I beleive we have all had them, but they sure are fun to laugh about. You know those moments when you feel two inches tall?

When I was about sixteen I saw a lady in church whom I had not seen for awhile. I had heard she was expecting, and saw her belly. So wanting to act like a "proper adult" I greeted her and asked when she was due.
She stared at me, then said the baby was in the nursery! OOPS! I felt pretty tiny, except my mouth with both feet in it. ;)

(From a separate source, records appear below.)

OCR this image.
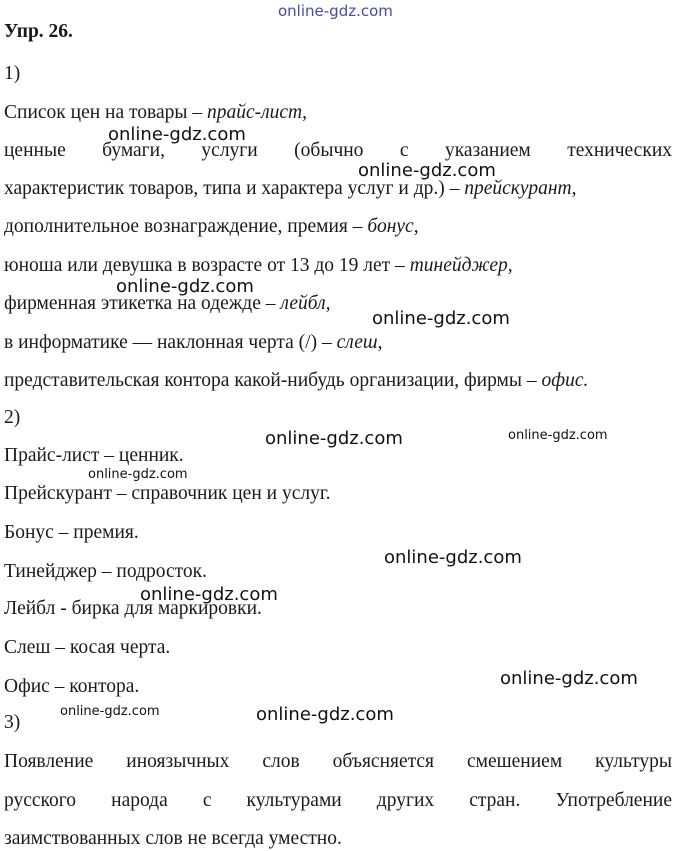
online-gdz.com
online-gdz.com
online-gdz.com
online-gdz.com
online-gdz.com
online-gdz.com	online-gdz.com
online-gdz.com
online-gdz.com
online-gdz.com
online-gdz.com
online-gdz.com	online-gdz.com
Упр. 26.
1)
Список цен на товары – прайс-лист,
ценные бумаги, услуги (обычно с указанием технических
характеристик товаров, типа и характера услуг и др.) – прейскурант,
дополнительное вознаграждение, премия – бонус,
юноша или девушка в возрасте от 13 до 19 лет – тинейджер,
фирменная этикетка на одежде – лейбл,
в информатике — наклонная черта (/) – слеш,
представительская контора какой-нибудь организации, фирмы – офис.
2)
Прайс-лист – ценник.
Прейскурант – справочник цен и услуг.
Бонус – премия.
Тинейджер – подросток.
Лейбл - бирка для маркировки.
Слеш – косая черта.
Офис – контора.
3)
Появление иноязычных слов объясняется смешением культуры
русского народа с культурами других стран. Употребление
заимствованных слов не всегда уместно.
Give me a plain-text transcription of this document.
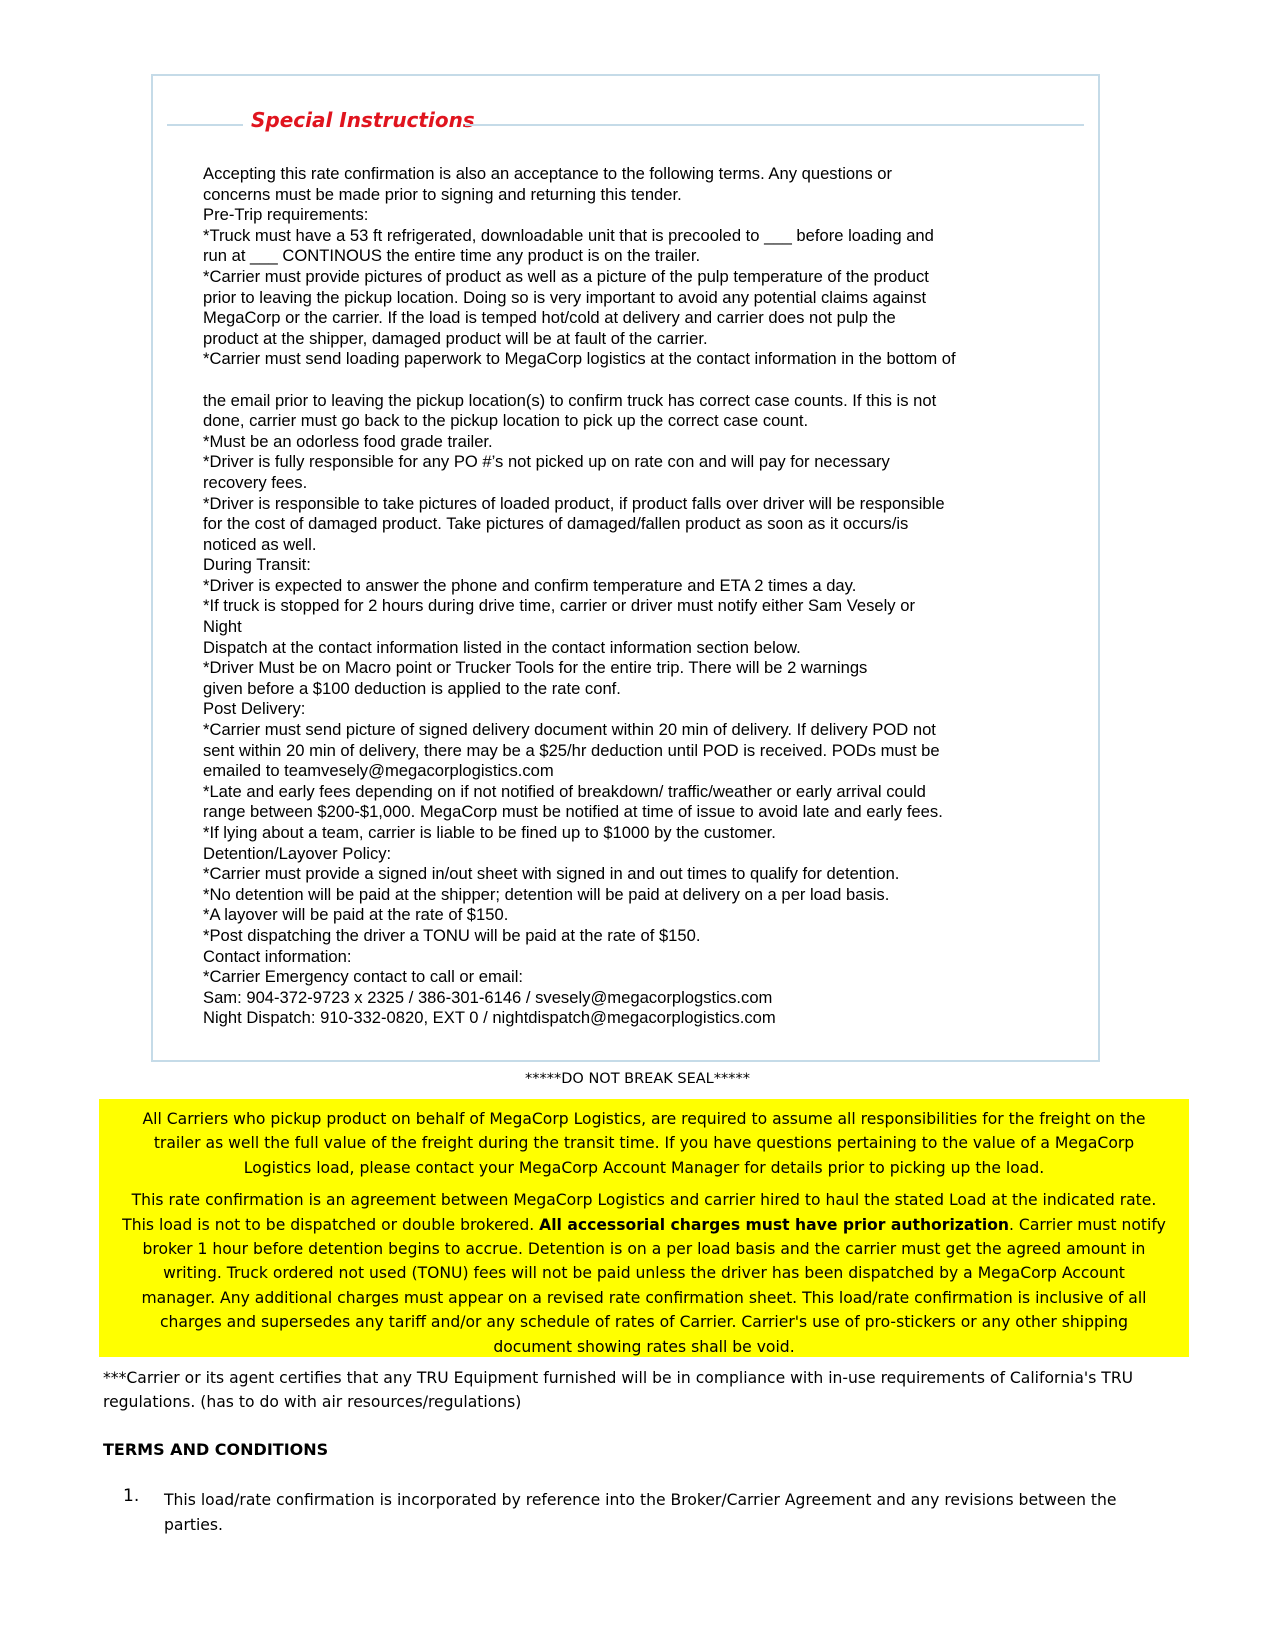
Special Instructions
Accepting this rate confirmation is also an acceptance to the following terms. Any questions or
concerns must be made prior to signing and returning this tender.
Pre-Trip requirements:
*Truck must have a 53 ft refrigerated, downloadable unit that is precooled to ___ before loading and
run at ___ CONTINOUS the entire time any product is on the trailer.
*Carrier must provide pictures of product as well as a picture of the pulp temperature of the product
prior to leaving the pickup location. Doing so is very important to avoid any potential claims against
MegaCorp or the carrier. If the load is temped hot/cold at delivery and carrier does not pulp the
product at the shipper, damaged product will be at fault of the carrier.
*Carrier must send loading paperwork to MegaCorp logistics at the contact information in the bottom of
the email prior to leaving the pickup location(s) to confirm truck has correct case counts. If this is not
done, carrier must go back to the pickup location to pick up the correct case count.
*Must be an odorless food grade trailer.
*Driver is fully responsible for any PO #’s not picked up on rate con and will pay for necessary
recovery fees.
*Driver is responsible to take pictures of loaded product, if product falls over driver will be responsible
for the cost of damaged product. Take pictures of damaged/fallen product as soon as it occurs/is
noticed as well.
During Transit:
*Driver is expected to answer the phone and confirm temperature and ETA 2 times a day.
*If truck is stopped for 2 hours during drive time, carrier or driver must notify either Sam Vesely or
Night
Dispatch at the contact information listed in the contact information section below.
*Driver Must be on Macro point or Trucker Tools for the entire trip. There will be 2 warnings
given before a $100 deduction is applied to the rate conf.
Post Delivery:
*Carrier must send picture of signed delivery document within 20 min of delivery. If delivery POD not
sent within 20 min of delivery, there may be a $25/hr deduction until POD is received. PODs must be
emailed to teamvesely@megacorplogistics.com
*Late and early fees depending on if not notified of breakdown/ traffic/weather or early arrival could
range between $200-$1,000. MegaCorp must be notified at time of issue to avoid late and early fees.
*If lying about a team, carrier is liable to be fined up to $1000 by the customer.
Detention/Layover Policy:
*Carrier must provide a signed in/out sheet with signed in and out times to qualify for detention.
*No detention will be paid at the shipper; detention will be paid at delivery on a per load basis.
*A layover will be paid at the rate of $150.
*Post dispatching the driver a TONU will be paid at the rate of $150.
Contact information:
*Carrier Emergency contact to call or email:
Sam: 904-372-9723 x 2325 / 386-301-6146 / svesely@megacorplogstics.com
Night Dispatch: 910-332-0820, EXT 0 / nightdispatch@megacorplogistics.com
*****DO NOT BREAK SEAL*****
All Carriers who pickup product on behalf of MegaCorp Logistics, are required to assume all responsibilities for the freight on the
trailer as well the full value of the freight during the transit time. If you have questions pertaining to the value of a MegaCorp
Logistics load, please contact your MegaCorp Account Manager for details prior to picking up the load.
This rate confirmation is an agreement between MegaCorp Logistics and carrier hired to haul the stated Load at the indicated rate.
This load is not to be dispatched or double brokered. All accessorial charges must have prior authorization. Carrier must notify
broker 1 hour before detention begins to accrue. Detention is on a per load basis and the carrier must get the agreed amount in
writing. Truck ordered not used (TONU) fees will not be paid unless the driver has been dispatched by a MegaCorp Account
manager. Any additional charges must appear on a revised rate confirmation sheet. This load/rate confirmation is inclusive of all
charges and supersedes any tariff and/or any schedule of rates of Carrier. Carrier's use of pro-stickers or any other shipping
document showing rates shall be void.
***Carrier or its agent certifies that any TRU Equipment furnished will be in compliance with in-use requirements of California's TRU
regulations. (has to do with air resources/regulations)
TERMS AND CONDITIONS
1. This load/rate confirmation is incorporated by reference into the Broker/Carrier Agreement and any revisions between the
parties.
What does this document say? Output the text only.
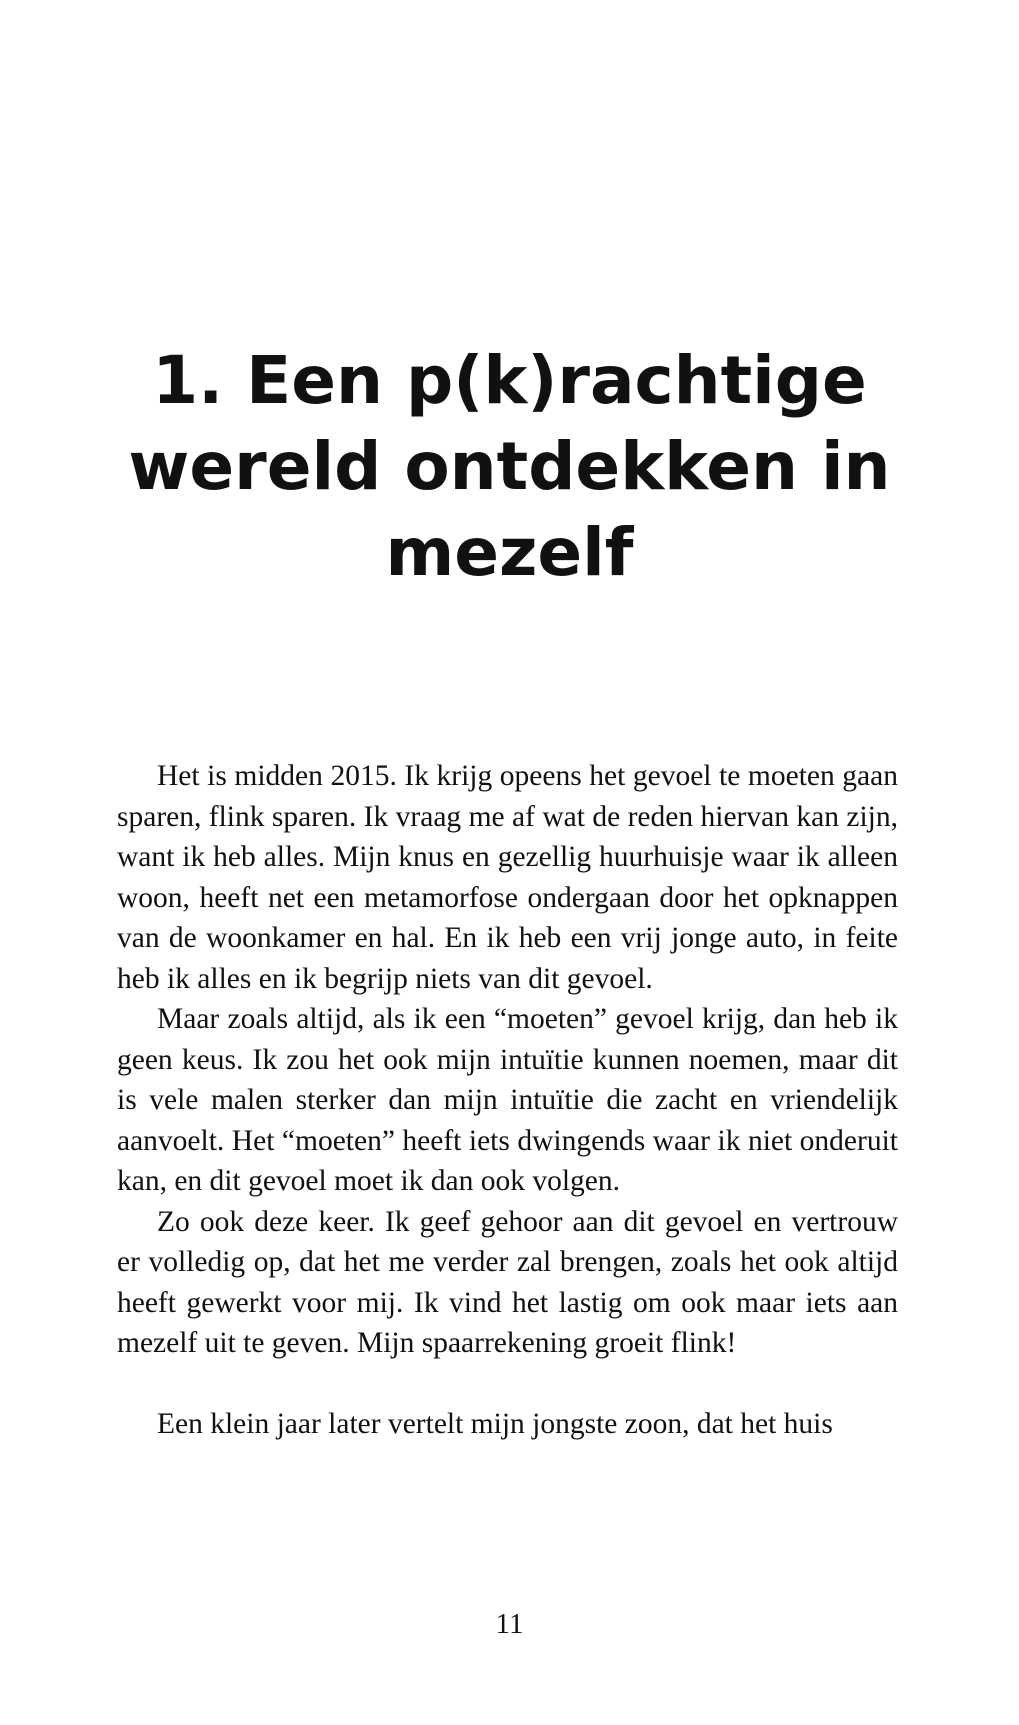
1. Een p(k)rachtige
wereld ontdekken in
mezelf

Het is midden 2015. Ik krijg opeens het gevoel te moeten gaan sparen, flink sparen. Ik vraag me af wat de reden hiervan kan zijn, want ik heb alles. Mijn knus en gezellig huurhuisje waar ik alleen woon, heeft net een metamorfose ondergaan door het opknappen van de woonkamer en hal. En ik heb een vrij jonge auto, in feite heb ik alles en ik begrijp niets van dit gevoel.

Maar zoals altijd, als ik een “moeten” gevoel krijg, dan heb ik geen keus. Ik zou het ook mijn intuïtie kunnen noemen, maar dit is vele malen sterker dan mijn intuïtie die zacht en vriendelijk aanvoelt. Het “moeten” heeft iets dwingends waar ik niet onderuit kan, en dit gevoel moet ik dan ook volgen.

Zo ook deze keer. Ik geef gehoor aan dit gevoel en vertrouw er volledig op, dat het me verder zal brengen, zoals het ook altijd heeft gewerkt voor mij. Ik vind het lastig om ook maar iets aan mezelf uit te geven. Mijn spaarrekening groeit flink!

Een klein jaar later vertelt mijn jongste zoon, dat het huis

11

There was another time when I was in the military. I worked out regular about an hour to an hour and a half daily. But it was all anerobic (heavy weights) so I went to the gym to try and do something for my cardiovascular system. I found a lifecycle on the corner of the indoor track and jumped right on. The track was sloped in the corners so I was elevated and had a good view. There happened to be an attractive lady running around the track. After about 45 minutes I decide I should see if I could meet her, so as she is coming towards me I dismount the life cycle and step onto the track. Having never before been on a lifecycle I should not have started with such a strenuous program, I found out when, as I stepped onto the track, my legs got wobbley and I lost my footing. Both feet went up into the air higher than my head and I landed flat on my back.
Well the lady saw all this and came to ask if I was okay.
But to my dismay I was laughing so hard at how I must have looked that I could not even answer.
She left, probably thinking I was nuttier than a fruitcake, and I really couldn't move. I was laughing the best laugh I had had in years.
I still giggle when I think about that one!

Do have a moment to share?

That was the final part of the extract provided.